We left Beeley a fair bit later than intended. The bus had been held up all over the place, though the slow journey had given me chance to get a good look at the crowded magnificence of Chatsworth. It felt good to be out in the fresh air and chasing down lost stones. We set off through the village as the first spots of rain began to fall, duly booted and waterproofed and armed with the remainder of the Eccles Cakes. I’d eaten the last of the jelly babies and we’d once again forgotten the water…
“It’s not far,” he assured me as we rested by a gate after the first long climb.
“It can’t be much further…” he said as we sat panting on a rock after a steep climb through a beautiful beechwood.
“I don’t remember it being this far…” he said as I stripped off the warm coat, sweltering. “There was an ice cream van last time…”

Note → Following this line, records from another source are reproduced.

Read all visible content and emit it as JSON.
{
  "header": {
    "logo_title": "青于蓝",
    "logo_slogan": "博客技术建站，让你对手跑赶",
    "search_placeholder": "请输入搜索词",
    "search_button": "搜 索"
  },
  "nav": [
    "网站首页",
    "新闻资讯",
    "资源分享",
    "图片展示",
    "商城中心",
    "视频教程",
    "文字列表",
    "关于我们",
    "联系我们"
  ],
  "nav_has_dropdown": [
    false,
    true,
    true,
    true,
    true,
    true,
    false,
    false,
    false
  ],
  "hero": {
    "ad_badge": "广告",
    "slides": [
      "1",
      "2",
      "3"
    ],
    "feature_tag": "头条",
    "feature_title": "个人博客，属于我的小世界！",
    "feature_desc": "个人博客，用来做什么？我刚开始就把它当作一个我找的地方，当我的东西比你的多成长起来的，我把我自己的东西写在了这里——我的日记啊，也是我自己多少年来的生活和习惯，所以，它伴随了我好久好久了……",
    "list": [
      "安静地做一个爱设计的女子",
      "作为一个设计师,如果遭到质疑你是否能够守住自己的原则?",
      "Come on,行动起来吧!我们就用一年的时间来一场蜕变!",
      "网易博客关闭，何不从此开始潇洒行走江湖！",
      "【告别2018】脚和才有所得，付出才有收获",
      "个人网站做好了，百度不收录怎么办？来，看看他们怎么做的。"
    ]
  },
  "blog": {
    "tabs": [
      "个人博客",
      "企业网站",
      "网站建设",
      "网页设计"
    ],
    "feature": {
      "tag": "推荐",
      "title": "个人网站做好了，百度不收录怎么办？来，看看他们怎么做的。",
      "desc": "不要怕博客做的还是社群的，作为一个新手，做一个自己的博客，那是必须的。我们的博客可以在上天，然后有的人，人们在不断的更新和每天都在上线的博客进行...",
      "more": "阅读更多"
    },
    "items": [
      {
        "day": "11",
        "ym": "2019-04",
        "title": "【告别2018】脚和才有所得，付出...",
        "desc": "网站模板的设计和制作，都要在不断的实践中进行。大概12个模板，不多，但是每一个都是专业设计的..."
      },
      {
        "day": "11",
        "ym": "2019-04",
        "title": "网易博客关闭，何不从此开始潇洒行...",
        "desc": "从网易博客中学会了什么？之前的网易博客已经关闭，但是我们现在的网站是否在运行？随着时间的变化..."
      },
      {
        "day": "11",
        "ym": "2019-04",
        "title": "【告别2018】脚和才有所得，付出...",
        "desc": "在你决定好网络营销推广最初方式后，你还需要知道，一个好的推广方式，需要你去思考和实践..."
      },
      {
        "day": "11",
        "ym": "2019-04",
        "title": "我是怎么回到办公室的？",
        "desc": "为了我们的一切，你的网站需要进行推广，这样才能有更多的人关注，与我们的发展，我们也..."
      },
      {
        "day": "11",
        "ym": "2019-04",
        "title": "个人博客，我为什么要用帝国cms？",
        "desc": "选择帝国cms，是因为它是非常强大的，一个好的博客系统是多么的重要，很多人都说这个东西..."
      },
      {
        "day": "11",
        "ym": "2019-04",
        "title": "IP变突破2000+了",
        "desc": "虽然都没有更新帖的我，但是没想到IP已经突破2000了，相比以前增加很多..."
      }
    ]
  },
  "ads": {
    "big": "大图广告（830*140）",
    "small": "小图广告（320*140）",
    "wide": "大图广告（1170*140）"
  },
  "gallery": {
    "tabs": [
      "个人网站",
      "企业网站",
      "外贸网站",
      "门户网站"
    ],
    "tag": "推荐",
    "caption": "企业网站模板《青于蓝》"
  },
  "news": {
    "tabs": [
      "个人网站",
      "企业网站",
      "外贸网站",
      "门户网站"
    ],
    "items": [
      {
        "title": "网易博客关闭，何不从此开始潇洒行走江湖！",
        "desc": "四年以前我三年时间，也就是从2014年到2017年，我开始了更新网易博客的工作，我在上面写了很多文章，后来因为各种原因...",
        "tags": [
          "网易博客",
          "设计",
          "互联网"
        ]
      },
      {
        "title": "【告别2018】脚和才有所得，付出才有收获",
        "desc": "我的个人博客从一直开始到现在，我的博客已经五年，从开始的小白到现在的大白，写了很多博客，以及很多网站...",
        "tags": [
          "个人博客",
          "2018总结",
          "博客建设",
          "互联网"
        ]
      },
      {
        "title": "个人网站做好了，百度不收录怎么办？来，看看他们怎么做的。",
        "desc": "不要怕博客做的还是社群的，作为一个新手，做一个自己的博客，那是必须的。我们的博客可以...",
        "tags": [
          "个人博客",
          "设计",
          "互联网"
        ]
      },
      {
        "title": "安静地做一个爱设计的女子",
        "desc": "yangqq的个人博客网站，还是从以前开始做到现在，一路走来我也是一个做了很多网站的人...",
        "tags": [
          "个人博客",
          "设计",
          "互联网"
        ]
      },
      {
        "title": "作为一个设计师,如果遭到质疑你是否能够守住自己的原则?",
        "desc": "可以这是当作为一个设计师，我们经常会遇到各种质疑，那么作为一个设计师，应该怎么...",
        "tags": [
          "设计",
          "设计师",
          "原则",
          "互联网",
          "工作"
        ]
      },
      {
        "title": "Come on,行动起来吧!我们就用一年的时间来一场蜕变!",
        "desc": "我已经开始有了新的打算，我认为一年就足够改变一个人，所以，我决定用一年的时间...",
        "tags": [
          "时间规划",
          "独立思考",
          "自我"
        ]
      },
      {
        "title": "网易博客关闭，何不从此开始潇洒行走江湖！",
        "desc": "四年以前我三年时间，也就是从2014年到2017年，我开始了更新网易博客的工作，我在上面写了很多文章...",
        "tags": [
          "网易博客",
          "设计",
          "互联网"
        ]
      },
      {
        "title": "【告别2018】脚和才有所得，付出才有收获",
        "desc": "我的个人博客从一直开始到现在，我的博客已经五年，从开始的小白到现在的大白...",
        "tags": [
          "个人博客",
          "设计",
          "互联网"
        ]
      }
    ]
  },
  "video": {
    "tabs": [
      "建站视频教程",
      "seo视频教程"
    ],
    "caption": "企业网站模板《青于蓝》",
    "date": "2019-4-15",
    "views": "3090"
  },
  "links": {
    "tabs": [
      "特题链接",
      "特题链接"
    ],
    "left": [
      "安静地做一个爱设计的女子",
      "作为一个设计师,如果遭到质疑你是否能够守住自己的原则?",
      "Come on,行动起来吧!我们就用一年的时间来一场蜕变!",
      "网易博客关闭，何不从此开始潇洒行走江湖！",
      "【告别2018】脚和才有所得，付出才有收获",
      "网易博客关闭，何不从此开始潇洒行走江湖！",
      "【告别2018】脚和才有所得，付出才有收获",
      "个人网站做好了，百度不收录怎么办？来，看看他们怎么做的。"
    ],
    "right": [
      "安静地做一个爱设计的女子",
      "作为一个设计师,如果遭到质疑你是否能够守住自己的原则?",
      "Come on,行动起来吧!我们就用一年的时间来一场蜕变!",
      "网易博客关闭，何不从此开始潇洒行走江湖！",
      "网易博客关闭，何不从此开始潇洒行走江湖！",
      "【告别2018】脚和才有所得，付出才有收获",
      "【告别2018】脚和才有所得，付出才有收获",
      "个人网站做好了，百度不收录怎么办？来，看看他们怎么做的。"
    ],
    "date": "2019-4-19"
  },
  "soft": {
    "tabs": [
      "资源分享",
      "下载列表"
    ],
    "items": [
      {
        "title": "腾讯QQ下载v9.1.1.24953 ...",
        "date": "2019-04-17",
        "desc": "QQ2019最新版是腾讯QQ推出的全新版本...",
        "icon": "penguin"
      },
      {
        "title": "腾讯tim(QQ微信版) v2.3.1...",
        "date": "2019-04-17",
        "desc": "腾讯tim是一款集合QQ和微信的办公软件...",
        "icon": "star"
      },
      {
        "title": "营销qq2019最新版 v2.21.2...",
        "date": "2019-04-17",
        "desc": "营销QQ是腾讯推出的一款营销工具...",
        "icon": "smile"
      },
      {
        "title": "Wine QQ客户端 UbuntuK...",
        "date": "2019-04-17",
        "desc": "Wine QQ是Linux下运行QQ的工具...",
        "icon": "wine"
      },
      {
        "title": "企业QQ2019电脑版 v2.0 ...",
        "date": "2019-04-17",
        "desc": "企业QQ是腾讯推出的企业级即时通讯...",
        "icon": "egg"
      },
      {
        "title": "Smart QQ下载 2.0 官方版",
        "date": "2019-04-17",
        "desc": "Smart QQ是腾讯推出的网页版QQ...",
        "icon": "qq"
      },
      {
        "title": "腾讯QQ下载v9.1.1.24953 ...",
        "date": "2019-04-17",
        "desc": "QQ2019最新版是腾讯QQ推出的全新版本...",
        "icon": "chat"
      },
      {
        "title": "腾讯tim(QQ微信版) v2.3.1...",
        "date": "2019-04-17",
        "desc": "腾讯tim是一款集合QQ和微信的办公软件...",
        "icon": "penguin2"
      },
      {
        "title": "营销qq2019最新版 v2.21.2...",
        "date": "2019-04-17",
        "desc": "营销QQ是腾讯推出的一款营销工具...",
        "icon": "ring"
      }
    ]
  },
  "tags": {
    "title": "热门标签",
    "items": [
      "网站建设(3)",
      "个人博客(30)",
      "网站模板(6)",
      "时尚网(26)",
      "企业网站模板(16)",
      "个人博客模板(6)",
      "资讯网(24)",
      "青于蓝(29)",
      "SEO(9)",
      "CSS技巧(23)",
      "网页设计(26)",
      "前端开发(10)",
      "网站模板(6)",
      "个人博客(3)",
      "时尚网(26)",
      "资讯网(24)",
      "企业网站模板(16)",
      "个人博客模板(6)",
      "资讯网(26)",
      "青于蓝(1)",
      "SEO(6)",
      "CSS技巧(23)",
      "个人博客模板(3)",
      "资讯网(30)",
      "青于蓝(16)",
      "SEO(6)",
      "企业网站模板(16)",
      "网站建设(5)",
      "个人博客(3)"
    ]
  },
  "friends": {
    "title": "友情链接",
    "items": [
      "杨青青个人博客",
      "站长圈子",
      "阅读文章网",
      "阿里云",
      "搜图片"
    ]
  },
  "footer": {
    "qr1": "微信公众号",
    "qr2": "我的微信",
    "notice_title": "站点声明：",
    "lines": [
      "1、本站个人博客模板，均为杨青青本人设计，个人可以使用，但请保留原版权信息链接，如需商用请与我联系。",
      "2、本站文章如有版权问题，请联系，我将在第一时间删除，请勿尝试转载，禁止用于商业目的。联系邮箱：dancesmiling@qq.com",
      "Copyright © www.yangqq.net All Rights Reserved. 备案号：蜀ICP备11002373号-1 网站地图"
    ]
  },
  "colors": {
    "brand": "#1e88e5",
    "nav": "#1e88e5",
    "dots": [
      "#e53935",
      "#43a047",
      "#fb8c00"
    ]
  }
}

We reached the road and continued to climb. Road? We could have driven here? Still… we had decided to walk the length of the moor, retracing a path he had taken some years earlier in search of a standing stone, so the car was not an option. And it wasn’t more than a mile or two, he said…
Sure enough, there was the ice-cream van… a battered, rusting contraption with faded stickers and a wonky, handwritten price list.
“You’re the first folk to come up the road in three months.” The tiny, wrinkled old lady who slid open the glass door looked at us curiously as she filled the cones, inserted chocolate flakes, and brandished a squeezy bottle. “Strawberry, raspberry or chocolate?” Her smile was amazing.
“Are you sure?” Her gaze direct, piercing… it seemed like a challenge… a test of some kind. In fact, the whole scenario seemed distinctly odd. An ice-cream van that barely seemed fit to move, let alone climb hills in the middle of nowhere… And manned… or womaned… by one of the Old Ones… or so it seemed to my overheated imagination. “It spoils the taste.” We gave in and chose raspberry instead. There was a loud bang, enough to knock the rickety price list over. “Did you see that?” Two blank faces were turned in her direction. I’d seen it alright. But I was saying nothing; I must have imagined the black-winged thing that flew the few feet through the van. Inside the van. And disappeared. She handed us the ice cream, discussed my jumper and we went our way.
Laughing, my companion bemoaned the forbidden chocolate sauce and the strangeness of the little old lady.
“She’s not just a little old lady…”
There was no answer as we looked at the gate onto the moor from which a picture of a curlew, beak curved like an ibis, looked back at us.